When I think back on Lisbon, I’ll think of it mostly as a city of neighborhoods, a collection of distinct areas, each with their own manifold charms. I didn’t set foot inside a single museum while in Lisbon, but I happily passed my time wandering through different sections of the city, concentrating mostly on Bairro Alto, the Alfama, and Baixa. And while each neighborhood certainly had its own merits (and I will be writing about each in turn), I found myself most drawn to the Bairro Alto, the elegant, old neighborhood perched atop the city.

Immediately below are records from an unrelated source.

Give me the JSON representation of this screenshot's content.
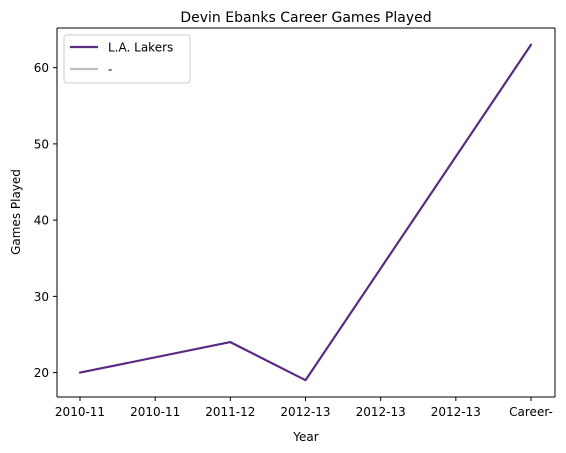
{
  "chart_data": {
    "type": "line",
    "title": "Devin Ebanks Career Games Played",
    "xlabel": "Year",
    "ylabel": "Games Played",
    "categories": [
      "2010-11",
      "2010-11",
      "2011-12",
      "2012-13",
      "2012-13",
      "2012-13",
      "Career-"
    ],
    "yticks": [
      20,
      30,
      40,
      50,
      60
    ],
    "ylim": [
      16.8,
      65.2
    ],
    "grid": false,
    "legend_position": "top-left",
    "series": [
      {
        "name": "L.A. Lakers",
        "color": "#582c83",
        "points": [
          {
            "x": "2010-11",
            "y": 20
          },
          {
            "x": "2011-12",
            "y": 24
          },
          {
            "x": "2012-13",
            "y": 19
          },
          {
            "x": "Career-",
            "y": 63
          }
        ]
      },
      {
        "name": "-",
        "color": "#c0c0c0",
        "points": []
      }
    ]
  }
}
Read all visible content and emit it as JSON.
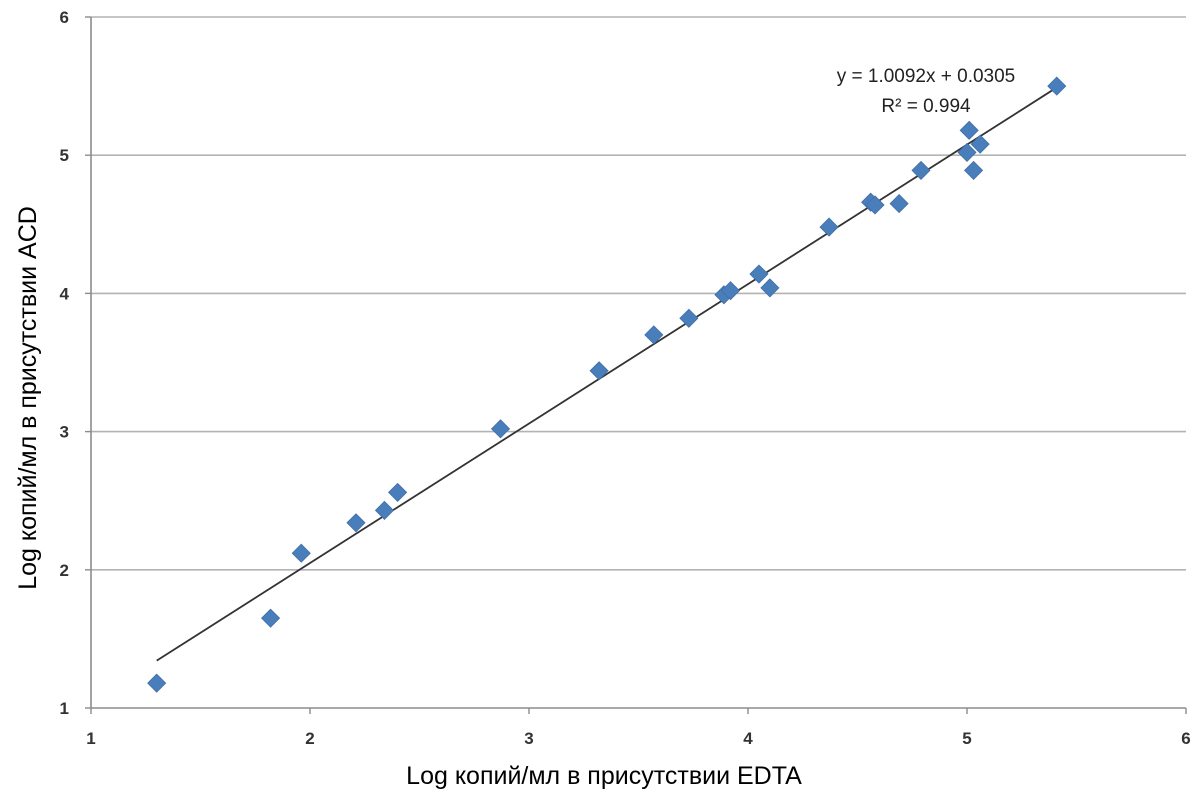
{
  "chart_data": {
    "type": "scatter",
    "xlabel": "Log копий/мл в присутствии EDTA",
    "ylabel": "Log копий/мл в присутствии ACD",
    "xlim": [
      1,
      6
    ],
    "ylim": [
      1,
      6
    ],
    "x_ticks": [
      "1",
      "2",
      "3",
      "4",
      "5",
      "6"
    ],
    "y_ticks": [
      "1",
      "2",
      "3",
      "4",
      "5",
      "6"
    ],
    "grid": "horizontal",
    "colors": {
      "points": "#4a7ebb",
      "trendline": "#333333",
      "grid": "#b3b3b3"
    },
    "points": [
      {
        "x": 1.3,
        "y": 1.18
      },
      {
        "x": 1.82,
        "y": 1.65
      },
      {
        "x": 1.96,
        "y": 2.12
      },
      {
        "x": 2.21,
        "y": 2.34
      },
      {
        "x": 2.34,
        "y": 2.43
      },
      {
        "x": 2.4,
        "y": 2.56
      },
      {
        "x": 2.87,
        "y": 3.02
      },
      {
        "x": 3.32,
        "y": 3.44
      },
      {
        "x": 3.57,
        "y": 3.7
      },
      {
        "x": 3.73,
        "y": 3.82
      },
      {
        "x": 3.89,
        "y": 3.99
      },
      {
        "x": 3.92,
        "y": 4.02
      },
      {
        "x": 4.05,
        "y": 4.14
      },
      {
        "x": 4.1,
        "y": 4.04
      },
      {
        "x": 4.37,
        "y": 4.48
      },
      {
        "x": 4.56,
        "y": 4.66
      },
      {
        "x": 4.58,
        "y": 4.64
      },
      {
        "x": 4.69,
        "y": 4.65
      },
      {
        "x": 4.79,
        "y": 4.89
      },
      {
        "x": 5.0,
        "y": 5.02
      },
      {
        "x": 5.01,
        "y": 5.18
      },
      {
        "x": 5.03,
        "y": 4.89
      },
      {
        "x": 5.06,
        "y": 5.08
      },
      {
        "x": 5.41,
        "y": 5.5
      }
    ],
    "trendline": {
      "slope": 1.0092,
      "intercept": 0.0305,
      "x_range": [
        1.3,
        5.41
      ],
      "equation": "y = 1.0092x + 0.0305",
      "r2": "R² = 0.994"
    }
  }
}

To get to the Bairro Alto, you can hop a funicular (the Elevador da Gloria) to the top, or you can walk up one of the several sets of staircases that lead to the neighborhood. The first time I went, I opted for the funicular, mostly so I could say I rode a trolley while in Lisbon. The old-fashioned vehicles are a fun experience, so why not hop aboard at least once while there?

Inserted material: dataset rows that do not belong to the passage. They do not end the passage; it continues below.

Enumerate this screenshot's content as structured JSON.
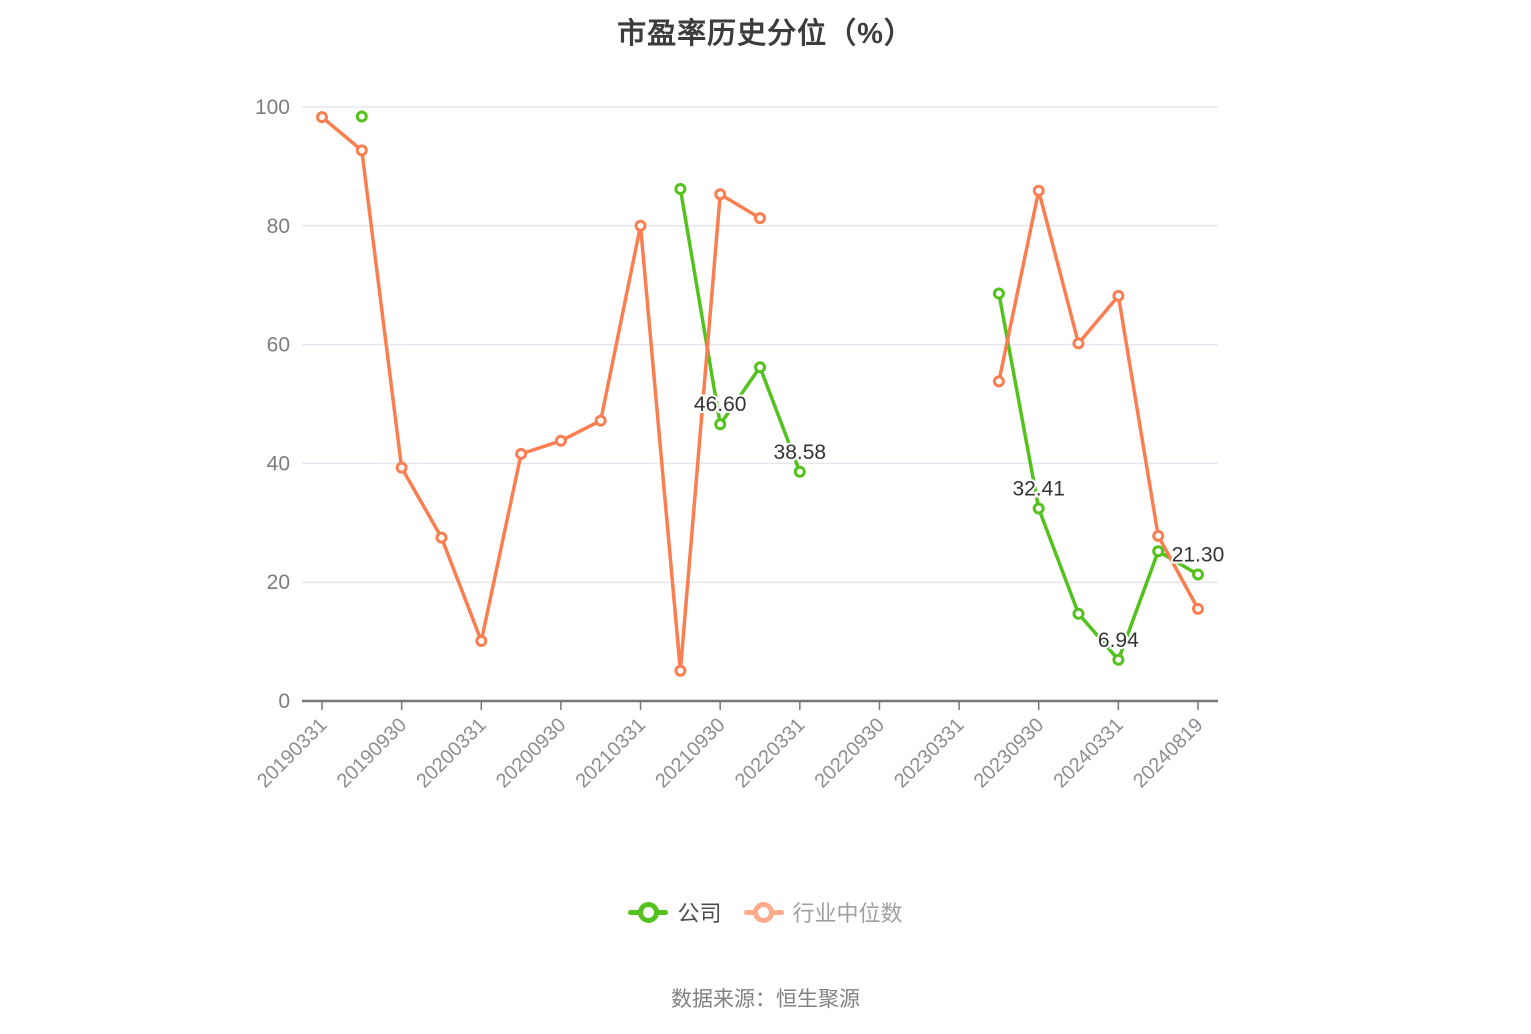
{
  "title": "市盈率历史分位（%）",
  "source": "数据来源：恒生聚源",
  "legend": {
    "items": [
      {
        "label": "公司",
        "marker_color": "#54c21d",
        "text_color": "#4d4d4d"
      },
      {
        "label": "行业中位数",
        "marker_color": "#ffab8c",
        "text_color": "#a0a0a0"
      }
    ]
  },
  "chart_data": {
    "type": "line",
    "title": "市盈率历史分位（%）",
    "x_axis": {
      "tick_labels": [
        "20190331",
        "20190930",
        "20200331",
        "20200930",
        "20210331",
        "20210930",
        "20220331",
        "20220930",
        "20230331",
        "20230930",
        "20240331",
        "20240819"
      ],
      "points_per_tick": 2,
      "note": "series x values are quarter indices; q=0 is 20190331, ticks fall on even q"
    },
    "ylim": [
      0,
      100
    ],
    "y_ticks": [
      0,
      20,
      40,
      60,
      80,
      100
    ],
    "grid": true,
    "legend_position": "bottom",
    "colors": {
      "grid": "#e4e7f0",
      "axis": "#74787d",
      "y_label": "#7a7d82",
      "x_label": "#8b8e93",
      "annotation": "#333333"
    },
    "series": [
      {
        "id": "company",
        "name": "公司",
        "color": "#54c21d",
        "points": [
          [
            1,
            98.4
          ],
          [
            9,
            86.2
          ],
          [
            10,
            46.6
          ],
          [
            11,
            56.2
          ],
          [
            12,
            38.58
          ],
          [
            17,
            68.6
          ],
          [
            18,
            32.41
          ],
          [
            19,
            14.7
          ],
          [
            20,
            6.94
          ],
          [
            21,
            25.2
          ],
          [
            22,
            21.3
          ]
        ]
      },
      {
        "id": "industry-median",
        "name": "行业中位数",
        "color": "#fa7e50",
        "points": [
          [
            0,
            98.3
          ],
          [
            1,
            92.7
          ],
          [
            2,
            39.3
          ],
          [
            3,
            27.5
          ],
          [
            4,
            10.1
          ],
          [
            5,
            41.6
          ],
          [
            6,
            43.8
          ],
          [
            7,
            47.2
          ],
          [
            8,
            80
          ],
          [
            9,
            5.1
          ],
          [
            10,
            85.3
          ],
          [
            11,
            81.3
          ],
          [
            17,
            53.8
          ],
          [
            18,
            85.9
          ],
          [
            19,
            60.2
          ],
          [
            20,
            68.2
          ],
          [
            21,
            27.8
          ],
          [
            22,
            15.5
          ]
        ]
      }
    ],
    "annotations": [
      {
        "q": 10,
        "text": "46.60"
      },
      {
        "q": 12,
        "text": "38.58"
      },
      {
        "q": 18,
        "text": "32.41"
      },
      {
        "q": 20,
        "text": "6.94"
      },
      {
        "q": 22,
        "text": "21.30"
      }
    ]
  }
}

The funicular drops you off near the Garden of San Pedro de Alcantara, a lovely park overlooking downtown Lisbon. While the gardens themselves are nice, for my money, their real value lies in the vantage point they provide. For me, standing in the park and looking out onto the beautiful city below was definitely a “pinch me, I’m in Lisbon” moment.
On my first visit to Bairro Alto, I grabbed lunch at Cervejaria Trindade, a 13th-century monastery turned restaurant and beer hall whose dining room features beautiful tile work. The restaurant is pretty popular among tourists, so while I went to see the history and beauty of the building, I was skeptical that I’d also find a good meal there. However, I was pleasantly surprised by how much I enjoyed my food. My steak was downright delicious (can you see it covered under the layer of fries?) and my dessert (a custard-y and sugary creation whose name escapes me) was almost as yummy.
For me, the Bairro Alto’s primary appeal was found in the beautiful buildings lining its streets, but I did take a few minutes to pop into some more conventional landmarks, too. The Church of Sao Roque featured some seriously decked out chapels and was worth a look:
Likewise, the Carmo Convent Ruins were also fun to explore. The Convent was mostly destroyed during Lisbon’s major 1755 earthquake; only its skeletal ruins stand today. There’s also a small museum at the site, but for me, wandering among the ruins was the most interesting – and beautiful – part.
Cathedrals and convents aside, like I mentioned, my favorite part of the Bairro Alto was its streets. I could have wandered around the neighborhood forever, and perhaps I would have, if not for the intermittent rain showers that plagued my weekend in Lisbon. Even in the rain, though, looking up at Bairro Alto’s many architectural gems was a pleasure.
I mean, come on – can you deny that Bairro Alto is a beauty? With buildings and balconies and colors like these, I couldn’t help but fall in love with this little slice of elegant Lisbon.